It is the book that has perplexed the academic world’s greater good. There are floating castles, disembodied heads, flowers that have no resemblance to anything on Earth, odd animals that resemble jellyfish, and a plethora of naked ladies soaking in water. Its pages are filled with a plethora of fanciful drawings - the kind you’d expect to see in a dream rather than on the pages of a centuries-old manuscript. Leaf through the manuscript’s 240 gorgeously drawn vellum pages and you’ll quickly understand why it has captivated so many people for so long. The Voynich manuscript is presently housed at Yale University’s Beinecke Rare Book & Manuscript Library. None of these assertions have received popular support.
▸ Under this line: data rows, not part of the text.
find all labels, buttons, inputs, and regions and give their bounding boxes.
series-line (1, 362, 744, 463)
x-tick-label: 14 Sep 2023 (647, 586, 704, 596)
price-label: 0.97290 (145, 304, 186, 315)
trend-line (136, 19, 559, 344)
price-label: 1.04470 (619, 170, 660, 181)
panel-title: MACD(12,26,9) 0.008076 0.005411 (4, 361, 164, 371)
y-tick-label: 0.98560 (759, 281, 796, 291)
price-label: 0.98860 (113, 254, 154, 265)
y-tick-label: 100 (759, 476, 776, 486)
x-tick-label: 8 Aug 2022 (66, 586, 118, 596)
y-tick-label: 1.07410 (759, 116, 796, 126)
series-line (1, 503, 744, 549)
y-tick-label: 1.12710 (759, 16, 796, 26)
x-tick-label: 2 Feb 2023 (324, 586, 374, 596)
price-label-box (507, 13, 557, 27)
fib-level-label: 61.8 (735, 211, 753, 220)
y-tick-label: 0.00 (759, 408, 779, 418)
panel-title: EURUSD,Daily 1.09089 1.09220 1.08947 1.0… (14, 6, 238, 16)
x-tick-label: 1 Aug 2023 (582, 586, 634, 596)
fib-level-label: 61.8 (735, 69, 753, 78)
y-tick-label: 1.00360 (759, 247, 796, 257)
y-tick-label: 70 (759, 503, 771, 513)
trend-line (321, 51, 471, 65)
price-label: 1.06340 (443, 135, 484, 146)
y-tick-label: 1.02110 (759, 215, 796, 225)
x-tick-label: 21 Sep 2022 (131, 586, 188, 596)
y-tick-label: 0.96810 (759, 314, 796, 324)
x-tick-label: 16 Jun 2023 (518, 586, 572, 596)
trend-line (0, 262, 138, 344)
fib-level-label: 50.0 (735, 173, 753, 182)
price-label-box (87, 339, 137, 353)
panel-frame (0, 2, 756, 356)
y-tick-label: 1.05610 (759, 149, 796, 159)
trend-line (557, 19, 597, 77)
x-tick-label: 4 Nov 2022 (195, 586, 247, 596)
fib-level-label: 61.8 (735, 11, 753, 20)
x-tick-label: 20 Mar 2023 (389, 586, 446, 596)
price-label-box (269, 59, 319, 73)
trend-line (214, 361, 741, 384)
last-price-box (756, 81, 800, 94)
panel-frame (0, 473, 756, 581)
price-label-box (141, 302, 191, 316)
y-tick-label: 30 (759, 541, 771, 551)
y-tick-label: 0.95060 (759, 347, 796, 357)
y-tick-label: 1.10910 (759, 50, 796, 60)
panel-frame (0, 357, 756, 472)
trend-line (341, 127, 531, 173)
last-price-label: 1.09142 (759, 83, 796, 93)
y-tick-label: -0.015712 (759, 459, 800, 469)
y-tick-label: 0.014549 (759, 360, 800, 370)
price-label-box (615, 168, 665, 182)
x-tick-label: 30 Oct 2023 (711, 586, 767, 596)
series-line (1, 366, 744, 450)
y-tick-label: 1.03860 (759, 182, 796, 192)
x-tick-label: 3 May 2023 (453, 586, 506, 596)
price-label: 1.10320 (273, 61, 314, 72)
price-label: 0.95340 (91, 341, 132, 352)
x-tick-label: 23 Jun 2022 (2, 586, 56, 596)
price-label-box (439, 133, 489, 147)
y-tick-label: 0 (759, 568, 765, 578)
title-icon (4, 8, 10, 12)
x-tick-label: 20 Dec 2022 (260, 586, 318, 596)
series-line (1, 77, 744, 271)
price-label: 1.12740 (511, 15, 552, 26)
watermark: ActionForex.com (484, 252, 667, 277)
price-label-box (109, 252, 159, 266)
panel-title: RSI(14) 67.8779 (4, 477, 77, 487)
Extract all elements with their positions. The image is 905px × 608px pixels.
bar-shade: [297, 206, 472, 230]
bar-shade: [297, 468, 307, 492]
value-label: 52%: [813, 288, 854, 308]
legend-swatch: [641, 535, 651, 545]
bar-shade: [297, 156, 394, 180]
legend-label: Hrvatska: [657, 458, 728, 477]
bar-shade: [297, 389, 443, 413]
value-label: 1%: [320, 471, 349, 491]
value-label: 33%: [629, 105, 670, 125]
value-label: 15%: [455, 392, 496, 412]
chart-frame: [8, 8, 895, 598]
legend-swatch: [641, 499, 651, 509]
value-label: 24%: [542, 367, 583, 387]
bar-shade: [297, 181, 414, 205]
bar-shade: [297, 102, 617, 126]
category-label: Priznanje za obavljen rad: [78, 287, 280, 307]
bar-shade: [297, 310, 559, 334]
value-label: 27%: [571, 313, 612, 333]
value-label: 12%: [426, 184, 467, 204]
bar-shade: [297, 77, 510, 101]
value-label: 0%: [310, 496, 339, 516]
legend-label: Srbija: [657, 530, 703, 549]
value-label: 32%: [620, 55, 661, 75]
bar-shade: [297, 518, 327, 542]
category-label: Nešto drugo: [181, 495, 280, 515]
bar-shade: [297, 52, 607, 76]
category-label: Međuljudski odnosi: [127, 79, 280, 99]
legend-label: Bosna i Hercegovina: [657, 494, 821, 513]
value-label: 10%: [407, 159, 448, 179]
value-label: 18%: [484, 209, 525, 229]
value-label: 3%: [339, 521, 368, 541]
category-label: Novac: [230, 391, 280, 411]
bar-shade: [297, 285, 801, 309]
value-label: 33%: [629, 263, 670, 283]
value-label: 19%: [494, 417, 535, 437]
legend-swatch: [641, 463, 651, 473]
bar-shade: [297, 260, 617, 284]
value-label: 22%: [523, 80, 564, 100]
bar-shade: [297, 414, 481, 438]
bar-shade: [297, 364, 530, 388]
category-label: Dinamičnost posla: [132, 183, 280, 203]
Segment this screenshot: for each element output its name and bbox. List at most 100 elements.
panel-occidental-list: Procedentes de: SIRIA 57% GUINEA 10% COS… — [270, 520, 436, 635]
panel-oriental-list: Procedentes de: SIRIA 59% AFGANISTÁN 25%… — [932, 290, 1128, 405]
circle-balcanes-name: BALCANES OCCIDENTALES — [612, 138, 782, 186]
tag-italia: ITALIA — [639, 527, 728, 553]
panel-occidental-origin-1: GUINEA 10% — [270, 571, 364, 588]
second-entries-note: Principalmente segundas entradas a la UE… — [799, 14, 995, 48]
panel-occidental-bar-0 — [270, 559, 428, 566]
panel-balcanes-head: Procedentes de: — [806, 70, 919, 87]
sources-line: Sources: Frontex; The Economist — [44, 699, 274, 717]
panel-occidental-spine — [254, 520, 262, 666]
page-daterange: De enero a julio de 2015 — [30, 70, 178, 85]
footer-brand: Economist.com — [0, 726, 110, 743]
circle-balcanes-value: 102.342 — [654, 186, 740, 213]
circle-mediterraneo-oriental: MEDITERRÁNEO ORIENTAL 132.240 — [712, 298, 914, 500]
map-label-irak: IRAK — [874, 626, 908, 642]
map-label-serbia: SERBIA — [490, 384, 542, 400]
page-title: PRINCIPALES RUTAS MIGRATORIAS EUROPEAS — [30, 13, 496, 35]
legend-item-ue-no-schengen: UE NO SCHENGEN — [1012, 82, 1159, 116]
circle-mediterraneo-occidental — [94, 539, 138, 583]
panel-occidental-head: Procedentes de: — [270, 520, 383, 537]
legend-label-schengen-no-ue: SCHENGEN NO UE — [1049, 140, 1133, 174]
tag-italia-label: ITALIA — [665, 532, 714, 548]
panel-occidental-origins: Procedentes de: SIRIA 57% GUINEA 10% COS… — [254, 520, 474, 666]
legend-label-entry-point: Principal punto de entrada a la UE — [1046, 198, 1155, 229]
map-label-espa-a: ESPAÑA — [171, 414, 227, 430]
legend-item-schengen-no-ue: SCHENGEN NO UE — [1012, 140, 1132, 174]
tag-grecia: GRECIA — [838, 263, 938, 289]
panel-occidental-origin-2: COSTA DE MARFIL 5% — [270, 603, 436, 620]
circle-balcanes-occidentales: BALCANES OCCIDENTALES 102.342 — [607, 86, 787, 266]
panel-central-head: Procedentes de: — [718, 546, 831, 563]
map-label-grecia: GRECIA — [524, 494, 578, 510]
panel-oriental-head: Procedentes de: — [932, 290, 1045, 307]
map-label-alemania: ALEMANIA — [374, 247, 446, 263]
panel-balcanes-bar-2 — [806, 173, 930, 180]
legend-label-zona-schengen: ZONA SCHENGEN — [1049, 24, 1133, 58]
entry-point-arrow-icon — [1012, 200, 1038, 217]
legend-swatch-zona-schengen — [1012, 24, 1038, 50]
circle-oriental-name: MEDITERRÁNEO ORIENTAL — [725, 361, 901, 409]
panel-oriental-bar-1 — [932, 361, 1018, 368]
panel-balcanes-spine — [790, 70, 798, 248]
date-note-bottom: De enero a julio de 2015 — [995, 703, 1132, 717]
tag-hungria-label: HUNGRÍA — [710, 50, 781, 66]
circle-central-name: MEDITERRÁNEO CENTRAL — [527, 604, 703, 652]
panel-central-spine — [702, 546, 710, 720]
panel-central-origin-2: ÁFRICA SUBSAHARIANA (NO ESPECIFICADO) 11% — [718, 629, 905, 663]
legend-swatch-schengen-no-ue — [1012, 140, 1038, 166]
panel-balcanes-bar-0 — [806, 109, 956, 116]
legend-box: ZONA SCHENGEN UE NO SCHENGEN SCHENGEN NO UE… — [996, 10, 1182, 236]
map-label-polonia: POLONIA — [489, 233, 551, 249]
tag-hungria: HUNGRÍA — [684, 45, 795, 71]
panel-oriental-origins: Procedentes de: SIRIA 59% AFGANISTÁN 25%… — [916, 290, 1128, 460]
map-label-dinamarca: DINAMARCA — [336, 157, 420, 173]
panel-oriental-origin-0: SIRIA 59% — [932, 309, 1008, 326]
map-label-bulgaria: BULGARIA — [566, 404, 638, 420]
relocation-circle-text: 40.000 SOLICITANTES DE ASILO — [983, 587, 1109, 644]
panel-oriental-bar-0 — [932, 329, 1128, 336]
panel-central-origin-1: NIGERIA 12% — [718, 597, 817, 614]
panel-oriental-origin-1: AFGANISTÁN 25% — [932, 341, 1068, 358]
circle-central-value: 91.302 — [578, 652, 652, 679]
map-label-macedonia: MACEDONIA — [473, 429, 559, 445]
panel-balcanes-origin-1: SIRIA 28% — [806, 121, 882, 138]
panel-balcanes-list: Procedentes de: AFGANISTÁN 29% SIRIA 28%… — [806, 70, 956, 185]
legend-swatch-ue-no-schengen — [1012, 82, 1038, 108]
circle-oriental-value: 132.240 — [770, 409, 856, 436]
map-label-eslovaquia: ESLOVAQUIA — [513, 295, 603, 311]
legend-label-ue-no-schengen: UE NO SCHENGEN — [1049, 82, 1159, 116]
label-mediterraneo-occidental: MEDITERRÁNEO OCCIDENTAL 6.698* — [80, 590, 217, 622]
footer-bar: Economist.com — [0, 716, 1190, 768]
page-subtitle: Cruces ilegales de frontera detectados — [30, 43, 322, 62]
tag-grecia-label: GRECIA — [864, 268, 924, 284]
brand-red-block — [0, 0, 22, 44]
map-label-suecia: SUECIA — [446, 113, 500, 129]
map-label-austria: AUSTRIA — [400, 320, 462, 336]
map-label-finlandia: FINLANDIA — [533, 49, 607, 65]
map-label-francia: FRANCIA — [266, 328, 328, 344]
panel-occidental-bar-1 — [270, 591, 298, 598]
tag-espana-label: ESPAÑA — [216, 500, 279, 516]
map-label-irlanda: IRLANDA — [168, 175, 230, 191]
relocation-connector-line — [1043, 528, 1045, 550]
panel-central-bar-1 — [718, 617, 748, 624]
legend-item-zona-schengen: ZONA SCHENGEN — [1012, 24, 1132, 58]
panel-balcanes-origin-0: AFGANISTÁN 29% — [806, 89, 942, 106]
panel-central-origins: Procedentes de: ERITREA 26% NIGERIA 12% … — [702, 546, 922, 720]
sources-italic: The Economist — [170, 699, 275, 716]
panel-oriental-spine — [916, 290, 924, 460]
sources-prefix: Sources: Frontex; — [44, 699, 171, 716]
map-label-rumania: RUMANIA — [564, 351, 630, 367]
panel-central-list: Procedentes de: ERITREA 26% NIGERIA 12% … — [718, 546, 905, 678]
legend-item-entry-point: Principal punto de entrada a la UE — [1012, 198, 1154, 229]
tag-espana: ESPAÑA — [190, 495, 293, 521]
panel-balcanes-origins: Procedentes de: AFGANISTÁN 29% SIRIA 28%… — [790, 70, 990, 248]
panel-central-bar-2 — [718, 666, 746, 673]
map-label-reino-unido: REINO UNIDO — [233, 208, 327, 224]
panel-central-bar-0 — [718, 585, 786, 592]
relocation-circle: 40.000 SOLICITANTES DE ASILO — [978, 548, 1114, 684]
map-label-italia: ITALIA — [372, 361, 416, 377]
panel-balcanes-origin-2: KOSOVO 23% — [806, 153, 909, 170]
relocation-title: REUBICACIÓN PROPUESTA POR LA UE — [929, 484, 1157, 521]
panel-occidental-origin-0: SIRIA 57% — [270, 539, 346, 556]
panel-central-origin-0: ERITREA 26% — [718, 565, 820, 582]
In 2018, a pair of scholars suggested the document was created by the ancient Aztecs, given the apparent closeness of some of the scroll’s plant images to the flora of Central America.Others have suggested that the underlying language is Latin, a Romance language, or Hebrew.Some researchers believe the text is nonsense, and the document is a complex deception.The manuscript was named after Wilfrid Voynich, a Polish-born antiquarian who purchased and promoted it in the early twentieth century. If it’s written in code, no one has broken it, despite several attempts. Even stranger, the document is written in no recognised script or language. Hundreds of vivid pictures of flora, astrological patterns, and nude female figures swimming in ingeniously plumbed pools of green water adorn its 200-odd pages. ImageCredit: mediumįor generations, researchers and decipherers have been baffled by the 15th-century VOYNICH MANUSCRIPT. Their most recent attempts include computer analysis in search of new insights into the mediaeval mystery. Scholars could not decipher the obscure inscription for generations. For there is a book at the Beinecke Rare Book & Manuscript Library at Yale University in the United States that refuses to succumb to our unquenchable desire for knowledge and explanation. Isn’t it true that humanity can do pretty much everything it sets its mind to? We’ve placed a man on the Moon, developed general relativity theory, split the atom - the list of advances in making the impossible possible is endless. What does it imply, and who wrote it? Spencer Mizen tells the story of his effort to explain the inexplicable.
DECODED VOYNICH MANUSCRIPT FULL
The one-of-a-kind Voynich Manuscript, full of exotic images and written in an unknown language, has so far perplexed everyone who has attempted to decipher its secrets.